Reported attacks on financial institutions in Britain have risen from just 5 in 2014 to 75 so far this year, data from Britain's Financial Conduct Authority [FCA] show. However, bankers and experts in cyber-security say many more attacks are taking place. In fact, banks are under almost constant attack.
Banks are not obliged to reveal every such instance as cyber attacks fall under the FCA's provision for companies to report any event that could have a material impact, unlike in the U.S. where forced disclosure makes reporting more consistent.
Banks are not alone in their reluctance to disclose every cyber attack. Of the five million fraud and 2.5 million cyber-related crimes occurring annually in the UK, only 250,000 are being reported, government data show.

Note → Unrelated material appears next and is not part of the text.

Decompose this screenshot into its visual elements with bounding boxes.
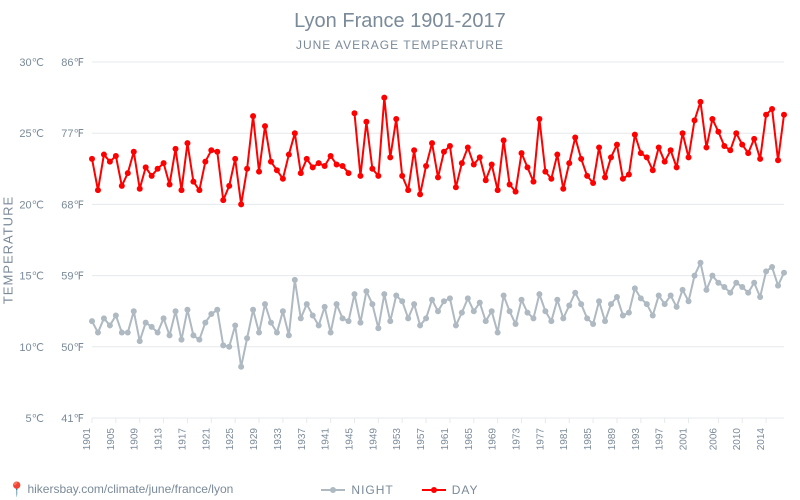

A report published in May by Marsh and industry lobby group TheCityUK concluded that Britain’s financial sector should create a cyber forum comprising bank board members and risk officers to promote better information sharing.
Security experts said that while reporting all low level attacks such as email "phishing" attempts would overload authorities with unnecessary information, some banks are not sharing data on more harmful intrusions because of concerns about regulatory action or damage to their brand.
The most serious recent known attack was on the global SWIFT messaging network in February, but staff from five firms that provide cyber security products and advice to banks in Britain told Reuters they have seen first-hand examples of banks choosing not to report breaches, despite the FCA making public pleas for them to do so, the most recent in September.
The Bank of England has declined to comment and the FCA has also not responded to requests for comment from journalists.